Title :
Temporal difference learning with Interpolated N-Tuple networks: initial results on pole balancing
Author :
Abdullahi, Aisha A. ; Lucas, Simon M.
Author_Institution :
Sch. of Comput. Sci. & Electron. Eng., Univ. of Essex, Colchester, UK
Abstract :
Temporal difference learning (TDL) is perhaps the most widely used reinforcement learning method and gives competitive results on a range of problems, especially when using linear or table-based function approximators. However, it has been shown to give poor results on some continuous control problems and an important question is how it can be applied to such problems more effectively. The crucial point is how TDL can be generalized and scaled to deal with complex, high-dimensional problems without suffering from the curse of dimensionality. We introduce a new function approximation architecture called the Interpolated N-Tuple network and perform a proof-of-concept test on a classic reinforcement learning problem of pole balancing. The results show the method to be highly effective on this problem.
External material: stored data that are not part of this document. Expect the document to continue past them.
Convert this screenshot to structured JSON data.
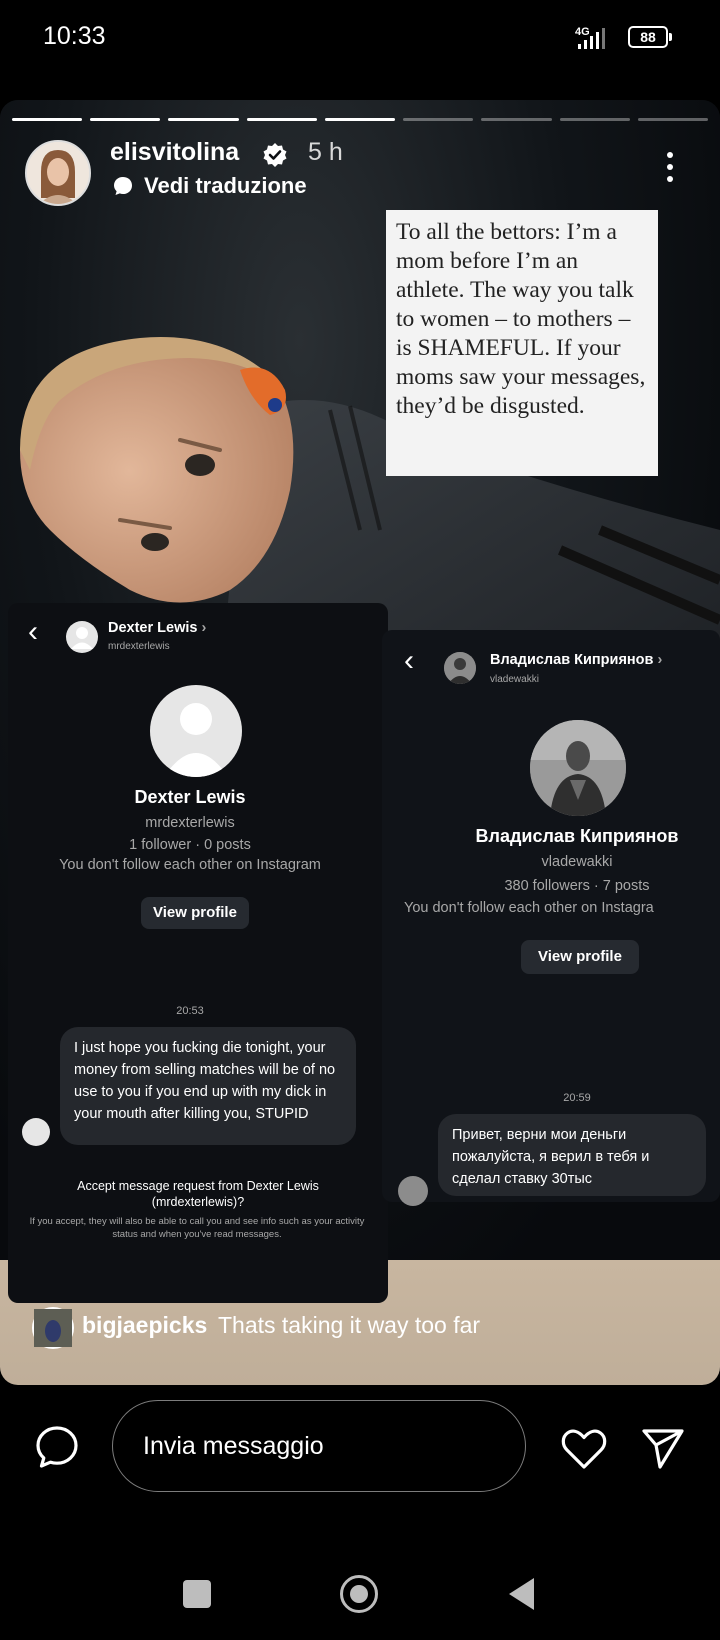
{
  "status_bar": {
    "time": "10:33",
    "network": "4G",
    "battery": "88"
  },
  "story": {
    "progress_total": 9,
    "progress_done": 5,
    "username": "elisvitolina",
    "time_ago": "5 h",
    "translate_label": "Vedi traduzione",
    "quote": "To all the bettors: I’m a mom before I’m an athlete. The way you talk to women – to mothers – is SHAMEFUL. If your moms saw your messages, they’d be disgusted."
  },
  "dm_left": {
    "name": "Dexter Lewis",
    "handle": "mrdexterlewis",
    "chevron": "›",
    "profile_name": "Dexter Lewis",
    "profile_handle": "mrdexterlewis",
    "stats": "1 follower · 0 posts",
    "follow_note": "You don't follow each other on Instagram",
    "view_profile": "View profile",
    "time": "20:53",
    "message": "I just hope you fucking die tonight, your money from selling matches will be of no use to you if you end up with my dick in your mouth after killing you, STUPID",
    "request_title": "Accept message request from Dexter Lewis (mrdexterlewis)?",
    "request_note": "If you accept, they will also be able to call you and see info such as your activity status and when you've read messages."
  },
  "dm_right": {
    "name": "Владислав Киприянов",
    "handle": "vladewakki",
    "chevron": "›",
    "profile_name": "Владислав Киприянов",
    "profile_handle": "vladewakki",
    "stats": "380 followers · 7 posts",
    "follow_note": "You don't follow each other on Instagra",
    "view_profile": "View profile",
    "time": "20:59",
    "message": "Привет, верни мои деньги пожалуйста, я верил в тебя и сделал ставку 30тыс"
  },
  "comment": {
    "user": "bigjaepicks",
    "text": "Thats taking it way too far"
  },
  "reply_bar": {
    "placeholder": "Invia messaggio"
  },
  "colors": {
    "story_bg": "#0b0e12",
    "card": "#0d0f13",
    "bubble": "#25282d",
    "beige": "#c8b6a0"
  }
}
They offer an important counter-example to some recently reported results that showed neuro-evolution outperforming TDL. The TDL with Interpolated N-Tuple networks learns to balance the pole considerably faster than the leading neuro-evolution techniques.
Keywords :
approximation theory; interpolation; learning (artificial intelligence); continuous control problem; function approximation architecture; high dimensional problem; interpolated N-tuple network; pole balancing; proof of concept test; reinforcement learning method; table based function approximator; temporal difference learning; Algorithm design and analysis; Approximation algorithms; Function approximation; Interpolation; Learning; Mathematical model;
Conference_Titel :
Computational Intelligence (UKCI), 2010 UK Workshop on
Conference_Location :
Colchester
Print_ISBN :
978-1-4244-8774-5
Electronic_ISBN :
978-1-4244-8773-8
DOI :
10.1109/UKCI.2010.5625609